Toussaint – Don’t get the flowers wrong!

Posted: 2011-10-31

Within the next few days no-one can avoid the 1st November.  In France this day is known as La Toussaint (All Saints Day), a day when one celebrates the lives of all the saints. Equally important as 1 November is the 2 November, which is known as the Fete des Morts (Festival of the Dead).

In France the festival of La Toussaint is astounding. It is a public holiday in France on this day, and it is one of the busiest days on the AutoRoute network, as families travel all over France to visit their family graves. It is thought that some 70% of families will travel on this day, or these two days, to visit their family cemeteries.

It is a very noticeable time of the year, and you cannot be unaware of this festival. One of the reasons for this is that at this time all the cemeteries are decorated with chrysanthemums. If you are in the provinces you will notice in the fields areas set aside full of chrysanthemums being grown to be sold for La Toussaint. I remember when I was staying in a charming house  in Venasque, where in the local supermarket of Pernes les Fontaines, all the aisles of the store were full of these flowers. Stalls on the side of the roads obviously advertised the multi-coloured displays of these flowers, and florist shops groaned with this expanse of flowers.

Local villages have competitions organised to try and have the most attractive local cemetery in the district. Villagers will be encouraged in the weeks leading up to the 1 November to assist with cleaning and tidying of their cemetery. “Let’s try and have the best cemetery in the region”, the sign on the town hall noticed board announced. Then in the days leading up to Toussaint the chrysanthemums start arriving to decorate the tombstones.
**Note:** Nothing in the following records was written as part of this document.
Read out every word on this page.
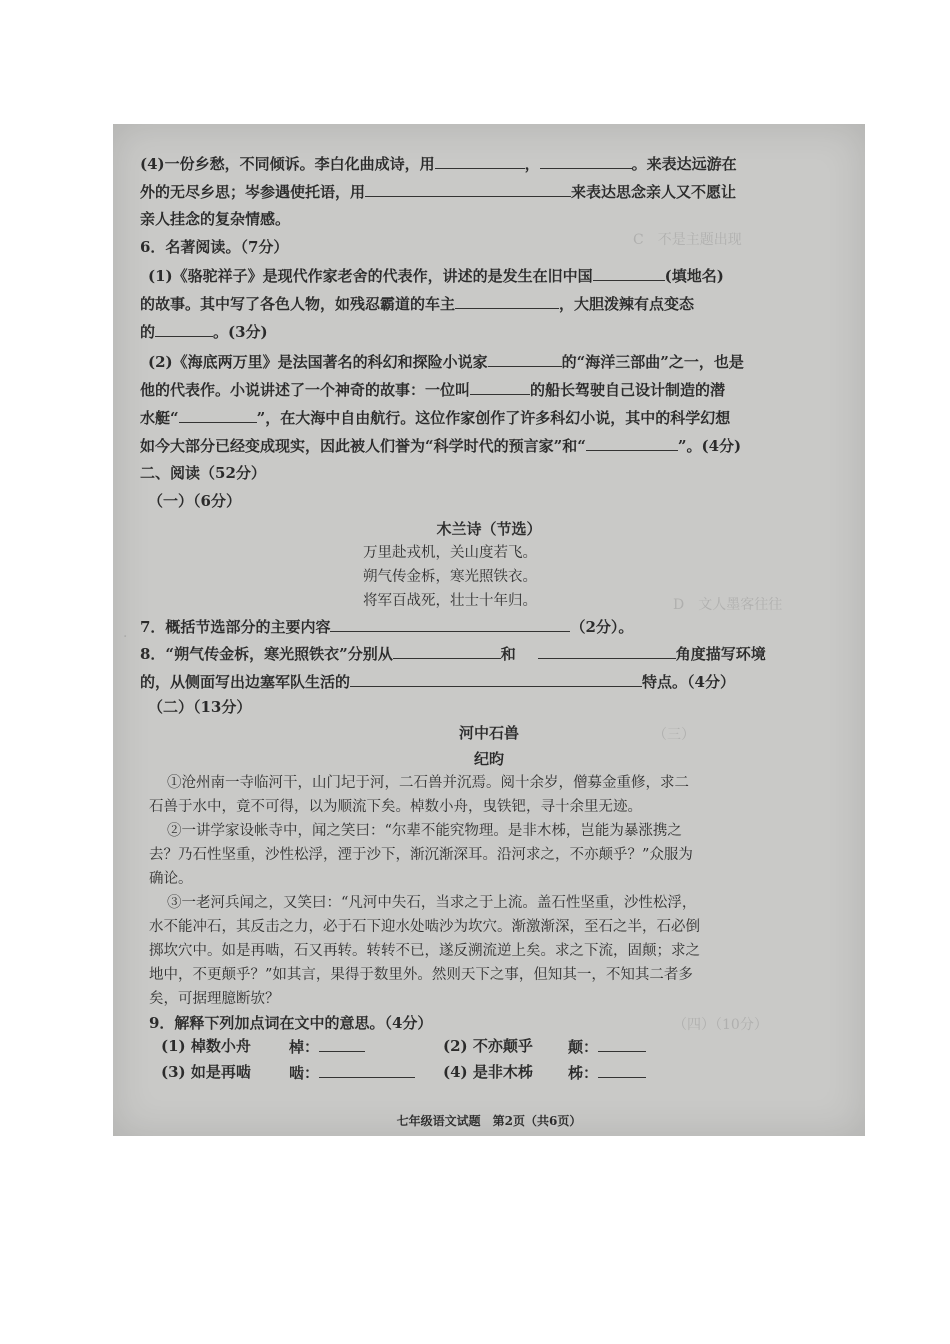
C　不是主题出现
D　文人墨客往往
·
（三）
（四）（10分）
(4)一份乡愁，不同倾诉。李白化曲成诗，用	，	。来表达远游在
外的无尽乡思；岑参遇使托语，用	来表达思念亲人又不愿让
亲人挂念的复杂情感。
6．名著阅读。（7分）
(1)《骆驼祥子》是现代作家老舍的代表作，讲述的是发生在旧中国	(填地名)
的故事。其中写了各色人物，如残忍霸道的车主	，大胆泼辣有点变态
的	。(3分)
(2)《海底两万里》是法国著名的科幻和探险小说家	的“海洋三部曲”之一，也是
他的代表作。小说讲述了一个神奇的故事：一位叫	的船长驾驶自己设计制造的潜
水艇“	”，在大海中自由航行。这位作家创作了许多科幻小说，其中的科学幻想
如今大部分已经变成现实，因此被人们誉为“科学时代的预言家”和“	”。(4分)
二、阅读（52分）
（一）（6分）
木兰诗（节选）
万里赴戎机，关山度若飞。
朔气传金柝，寒光照铁衣。
将军百战死，壮士十年归。
7．概括节选部分的主要内容	（2分）。
8．“朔气传金柝，寒光照铁衣”分别从	和	角度描写环境
的，从侧面写出边塞军队生活的	特点。（4分）
（二）（13分）
河中石兽
纪昀
①沧州南一寺临河干，山门圮于河，二石兽并沉焉。阅十余岁，僧募金重修，求二
石兽于水中，竟不可得，以为顺流下矣。棹数小舟，曳铁钯，寻十余里无迹。
②一讲学家设帐寺中，闻之笑曰：“尔辈不能究物理。是非木柹，岂能为暴涨携之
去？乃石性坚重，沙性松浮，湮于沙下，渐沉渐深耳。沿河求之，不亦颠乎？”众服为
确论。
③一老河兵闻之，又笑曰：“凡河中失石，当求之于上流。盖石性坚重，沙性松浮，
水不能冲石，其反击之力，必于石下迎水处啮沙为坎穴。渐激渐深，至石之半，石必倒
掷坎穴中。如是再啮，石又再转。转转不已，遂反溯流逆上矣。求之下流，固颠；求之
地中，不更颠乎？”如其言，果得于数里外。然则天下之事，但知其一，不知其二者多
矣，可据理臆断欤？
9．解释下列加点词在文中的意思。（4分）
(1) 棹数小舟	棹：	(2) 不亦颠乎 颠：
(3) 如是再啮	啮：	(4) 是非木柹 柹：
七年级语文试题　第2页（共6页）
Flowers of every colour arrive, and by 1 November the cemetries are like one giant florist, with every bare space filled by another pot of flowers. I have read that there is up to 100 million Euros spent on chrysanthemums for this day!
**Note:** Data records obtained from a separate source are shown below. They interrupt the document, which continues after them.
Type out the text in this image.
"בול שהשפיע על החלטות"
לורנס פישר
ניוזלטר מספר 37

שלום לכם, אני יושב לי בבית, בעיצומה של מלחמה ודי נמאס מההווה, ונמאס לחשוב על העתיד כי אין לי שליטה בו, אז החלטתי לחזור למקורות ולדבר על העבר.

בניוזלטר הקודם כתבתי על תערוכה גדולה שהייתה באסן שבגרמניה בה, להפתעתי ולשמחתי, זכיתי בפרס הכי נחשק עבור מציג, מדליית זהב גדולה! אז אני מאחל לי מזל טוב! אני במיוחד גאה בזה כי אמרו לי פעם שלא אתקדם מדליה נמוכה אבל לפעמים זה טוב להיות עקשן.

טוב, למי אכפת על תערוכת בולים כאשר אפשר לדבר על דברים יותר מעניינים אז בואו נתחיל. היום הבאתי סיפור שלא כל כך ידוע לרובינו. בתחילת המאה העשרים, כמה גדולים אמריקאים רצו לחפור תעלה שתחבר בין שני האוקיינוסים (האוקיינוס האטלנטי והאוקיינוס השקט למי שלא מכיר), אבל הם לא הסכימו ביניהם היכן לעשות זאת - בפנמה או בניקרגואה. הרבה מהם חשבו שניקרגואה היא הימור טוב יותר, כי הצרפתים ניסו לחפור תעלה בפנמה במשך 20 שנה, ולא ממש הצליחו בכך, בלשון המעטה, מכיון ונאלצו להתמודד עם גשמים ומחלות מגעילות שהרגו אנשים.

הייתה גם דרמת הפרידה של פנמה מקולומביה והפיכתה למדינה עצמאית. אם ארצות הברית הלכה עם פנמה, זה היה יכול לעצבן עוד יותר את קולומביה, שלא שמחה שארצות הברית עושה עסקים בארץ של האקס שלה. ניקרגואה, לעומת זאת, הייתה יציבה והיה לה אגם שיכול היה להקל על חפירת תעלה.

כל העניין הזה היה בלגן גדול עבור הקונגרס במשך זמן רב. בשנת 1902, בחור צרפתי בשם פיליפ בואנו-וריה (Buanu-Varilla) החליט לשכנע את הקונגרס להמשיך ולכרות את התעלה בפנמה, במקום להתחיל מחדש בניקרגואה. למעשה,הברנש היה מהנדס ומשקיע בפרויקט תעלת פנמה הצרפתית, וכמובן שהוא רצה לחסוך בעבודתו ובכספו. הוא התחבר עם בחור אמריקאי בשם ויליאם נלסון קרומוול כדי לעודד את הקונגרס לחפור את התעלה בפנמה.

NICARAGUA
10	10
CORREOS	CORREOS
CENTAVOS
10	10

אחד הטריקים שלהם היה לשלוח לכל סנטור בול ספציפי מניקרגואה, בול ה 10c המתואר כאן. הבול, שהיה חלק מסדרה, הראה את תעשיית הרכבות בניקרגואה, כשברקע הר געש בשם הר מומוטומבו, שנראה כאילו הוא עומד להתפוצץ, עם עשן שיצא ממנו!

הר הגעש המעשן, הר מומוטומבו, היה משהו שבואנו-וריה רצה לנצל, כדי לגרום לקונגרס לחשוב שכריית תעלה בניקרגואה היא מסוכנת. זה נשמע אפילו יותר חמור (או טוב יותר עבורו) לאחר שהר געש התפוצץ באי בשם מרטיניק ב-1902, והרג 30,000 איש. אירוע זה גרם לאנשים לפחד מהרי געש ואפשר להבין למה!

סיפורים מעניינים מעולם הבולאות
Then the families arrive at their local cemeteries, either before or after an impressive lunch together, and they assemble around their family tomb to remember their forebears, through prayer and song. This is the day you communicate with the spirits of the dead, and is a process that has carried out by many races since ancient times.

Flowers everywhere

Although the period of La Toussaint lasts over two days, in France it is only a recognised holiday on the 1 November, so families tend to visit the cemeteries just on this day.
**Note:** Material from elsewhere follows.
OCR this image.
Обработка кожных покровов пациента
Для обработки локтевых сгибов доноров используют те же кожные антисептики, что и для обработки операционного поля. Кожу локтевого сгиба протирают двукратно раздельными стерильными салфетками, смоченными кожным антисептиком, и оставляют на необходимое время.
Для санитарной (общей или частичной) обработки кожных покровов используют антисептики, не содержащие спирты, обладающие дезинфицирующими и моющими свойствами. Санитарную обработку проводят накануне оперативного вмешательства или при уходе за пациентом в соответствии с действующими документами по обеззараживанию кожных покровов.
Then in the weeks after this the flowers in the cemeteries deteriorate and are removed, the fields are replaced with winter produce, and the Chrysanthemum disappears until the next Toussaint day arrives!

Throughout Europe this flower the chrysanthemum, is symbolic of death and is only used for funerals or on graves – you don’t see them anywhere else. When I was learning French in Christchurch (NZ), my French teacher who came from Paris recounted me this story. She had fallen in love with a young NZ man, and decided that it was time for her to fly to NZ to meet his family and future fiancé. It was a very exciting and daunting moment for her to arrive after a 30 hour flight to meet her future in laws. After collecting her luggage from the conveyor belt and passing through Customs, she stepped out into the Arrival Hall, and there was her fiancé and his family waiting for her. From behind his back he pulled out a large bouquet of flowers which he presented to her – a large bunch of Chrysanthemums! On seeing these she burst in to tears – but he wasn’t to know of her European customs, and I know he’s never done it again!